- Harbuziv Location within Ternopil Oblast
- Coordinates: 49°47′50″N 25°11′58″E﻿ / ﻿49.79722°N 25.19944°E
- Country: Ukraine
- Oblast: Ternopil Oblast
- District: Ternopil Raion
- Established: 1483

Area
- • Total: 2.060 km^{2} (0.795 sq mi)
- Elevation: 345 m (1,132 ft)

Population
- • Total: 303
- • Density: 147.09/km^{2} (381.0/sq mi)
- Time zone: UTC+2 (EET)
- • Summer (DST): UTC+3 (EEST)
- Postal code: 47221
- Area code: +380 3540
- Website: село Гарбузів (in Ukrainian)

= Harbuziv =

Rural locality in Ternopil Oblast, Ukraine

Harbuziv (Гарбу́зів, Harbuzów) is a village (selo) in Ternopil Raion of Ternopil Oblast (province of Western Ukraine). It belongs to Zboriv urban hromada, one of the hromadas of Ukraine. The population of the village is about 303 people and Local government is administered by Harbuzivska village council.

== Geography ==
The village is located in the upper reaches of the Seret-Pravyy River (left tributary of the Dniester).
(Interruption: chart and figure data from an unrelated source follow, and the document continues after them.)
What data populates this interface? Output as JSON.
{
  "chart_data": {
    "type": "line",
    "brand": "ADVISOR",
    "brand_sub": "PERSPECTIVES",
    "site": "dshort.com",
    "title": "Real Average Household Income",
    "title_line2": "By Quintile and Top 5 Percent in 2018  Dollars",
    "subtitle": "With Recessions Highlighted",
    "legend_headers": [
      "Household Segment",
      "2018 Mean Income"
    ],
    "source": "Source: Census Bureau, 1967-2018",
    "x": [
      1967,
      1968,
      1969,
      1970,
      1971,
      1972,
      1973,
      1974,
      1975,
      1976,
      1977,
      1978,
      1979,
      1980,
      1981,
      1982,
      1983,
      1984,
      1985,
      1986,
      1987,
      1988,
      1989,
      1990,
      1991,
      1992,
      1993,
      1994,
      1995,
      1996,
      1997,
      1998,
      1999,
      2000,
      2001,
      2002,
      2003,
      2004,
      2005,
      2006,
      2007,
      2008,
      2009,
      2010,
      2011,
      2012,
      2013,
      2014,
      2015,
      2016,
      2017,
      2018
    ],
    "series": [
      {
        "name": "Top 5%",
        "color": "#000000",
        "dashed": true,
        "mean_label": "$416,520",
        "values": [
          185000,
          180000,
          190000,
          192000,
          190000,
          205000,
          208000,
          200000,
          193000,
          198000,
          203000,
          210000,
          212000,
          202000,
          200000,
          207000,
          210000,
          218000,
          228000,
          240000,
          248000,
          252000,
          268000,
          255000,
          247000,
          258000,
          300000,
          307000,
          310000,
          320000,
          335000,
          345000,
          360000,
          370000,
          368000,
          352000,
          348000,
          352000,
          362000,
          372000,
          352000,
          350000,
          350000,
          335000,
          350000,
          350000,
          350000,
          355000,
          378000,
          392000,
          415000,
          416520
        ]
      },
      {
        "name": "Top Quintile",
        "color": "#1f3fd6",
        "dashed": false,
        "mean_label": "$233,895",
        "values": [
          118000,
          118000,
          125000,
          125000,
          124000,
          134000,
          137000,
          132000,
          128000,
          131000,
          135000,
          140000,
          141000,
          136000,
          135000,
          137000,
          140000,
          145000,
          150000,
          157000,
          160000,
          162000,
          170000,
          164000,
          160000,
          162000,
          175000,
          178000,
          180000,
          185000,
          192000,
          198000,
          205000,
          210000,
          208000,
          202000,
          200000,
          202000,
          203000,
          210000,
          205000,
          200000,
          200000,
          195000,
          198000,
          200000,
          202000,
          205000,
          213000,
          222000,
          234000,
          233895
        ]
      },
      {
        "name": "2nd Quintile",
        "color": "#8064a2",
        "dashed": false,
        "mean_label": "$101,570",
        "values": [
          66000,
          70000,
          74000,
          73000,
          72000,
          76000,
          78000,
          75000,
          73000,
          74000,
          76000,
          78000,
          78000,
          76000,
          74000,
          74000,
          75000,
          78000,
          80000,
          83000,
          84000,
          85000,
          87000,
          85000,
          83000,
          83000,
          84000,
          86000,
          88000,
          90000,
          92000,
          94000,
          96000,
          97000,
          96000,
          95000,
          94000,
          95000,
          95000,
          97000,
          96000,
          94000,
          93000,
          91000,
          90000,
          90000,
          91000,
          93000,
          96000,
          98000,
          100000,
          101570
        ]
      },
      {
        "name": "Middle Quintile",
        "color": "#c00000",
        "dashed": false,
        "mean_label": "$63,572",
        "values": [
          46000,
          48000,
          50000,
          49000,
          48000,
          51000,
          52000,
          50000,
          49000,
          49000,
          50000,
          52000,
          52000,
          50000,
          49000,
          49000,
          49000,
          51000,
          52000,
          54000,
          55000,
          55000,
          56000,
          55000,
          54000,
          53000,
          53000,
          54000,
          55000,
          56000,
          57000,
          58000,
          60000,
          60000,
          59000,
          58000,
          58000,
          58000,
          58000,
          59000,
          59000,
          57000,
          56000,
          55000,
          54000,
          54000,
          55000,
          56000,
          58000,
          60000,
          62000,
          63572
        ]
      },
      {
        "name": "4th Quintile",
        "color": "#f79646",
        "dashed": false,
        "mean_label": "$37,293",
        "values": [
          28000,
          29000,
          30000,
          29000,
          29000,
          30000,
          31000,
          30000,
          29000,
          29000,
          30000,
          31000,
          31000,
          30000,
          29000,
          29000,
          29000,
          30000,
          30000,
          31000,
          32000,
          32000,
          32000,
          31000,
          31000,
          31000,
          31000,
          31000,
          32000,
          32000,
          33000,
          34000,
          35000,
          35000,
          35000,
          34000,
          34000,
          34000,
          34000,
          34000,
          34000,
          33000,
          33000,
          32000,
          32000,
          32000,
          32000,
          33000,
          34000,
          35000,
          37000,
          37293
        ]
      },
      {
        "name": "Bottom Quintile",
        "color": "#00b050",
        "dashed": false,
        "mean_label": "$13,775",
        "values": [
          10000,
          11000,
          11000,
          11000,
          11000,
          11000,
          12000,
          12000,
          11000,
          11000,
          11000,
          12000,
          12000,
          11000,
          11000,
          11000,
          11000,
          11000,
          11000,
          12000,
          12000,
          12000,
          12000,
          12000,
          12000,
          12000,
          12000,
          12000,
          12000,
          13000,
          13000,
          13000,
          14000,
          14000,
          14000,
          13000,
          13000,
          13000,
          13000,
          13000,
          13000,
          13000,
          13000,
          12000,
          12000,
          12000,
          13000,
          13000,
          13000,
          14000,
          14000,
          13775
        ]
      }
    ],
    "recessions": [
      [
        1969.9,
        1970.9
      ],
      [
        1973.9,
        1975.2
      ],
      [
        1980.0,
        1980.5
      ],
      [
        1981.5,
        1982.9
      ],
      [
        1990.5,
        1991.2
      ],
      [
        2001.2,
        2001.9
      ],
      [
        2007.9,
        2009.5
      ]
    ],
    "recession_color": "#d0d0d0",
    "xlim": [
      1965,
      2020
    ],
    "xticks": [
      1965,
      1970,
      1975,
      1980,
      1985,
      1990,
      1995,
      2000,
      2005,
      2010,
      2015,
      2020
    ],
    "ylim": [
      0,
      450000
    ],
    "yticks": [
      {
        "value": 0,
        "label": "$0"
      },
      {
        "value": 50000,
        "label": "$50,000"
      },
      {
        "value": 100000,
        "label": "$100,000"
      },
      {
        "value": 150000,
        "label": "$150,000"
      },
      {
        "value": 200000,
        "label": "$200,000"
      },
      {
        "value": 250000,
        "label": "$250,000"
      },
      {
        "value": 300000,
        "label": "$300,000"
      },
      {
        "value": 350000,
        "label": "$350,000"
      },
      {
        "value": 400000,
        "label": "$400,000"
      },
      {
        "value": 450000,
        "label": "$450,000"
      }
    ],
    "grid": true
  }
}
It is situated in the 61 km from the regional center Ternopil, 24 km from the district center Zboriv and 111 km from Lviv.

== History and Attractions ==
The date of establishment the village is considered 1483, but the first record on the village dates back to 1232 year.

Until 18 July 2020, Harbuziv belonged to Zboriv Raion. The raion was abolished in July 2020 as part of the administrative reform of Ukraine, which reduced the number of raions of Ternopil Oblast to three. The area of Zboriv Raion was merged into Ternopil Raion.

Archeological sights of ancient culture early Iron Age has been discovered near the village Harbuziv.

In the village there is a church of St. Nicholas. And in the village has been preserved botanical nature monument an ancient linden tree " Harbuzivska lypa ".

== Literature ==
- Історія міст і сіл УРСР : Тернопільська область. – К. : ГРУРЕ, 1973 р. – 640 с.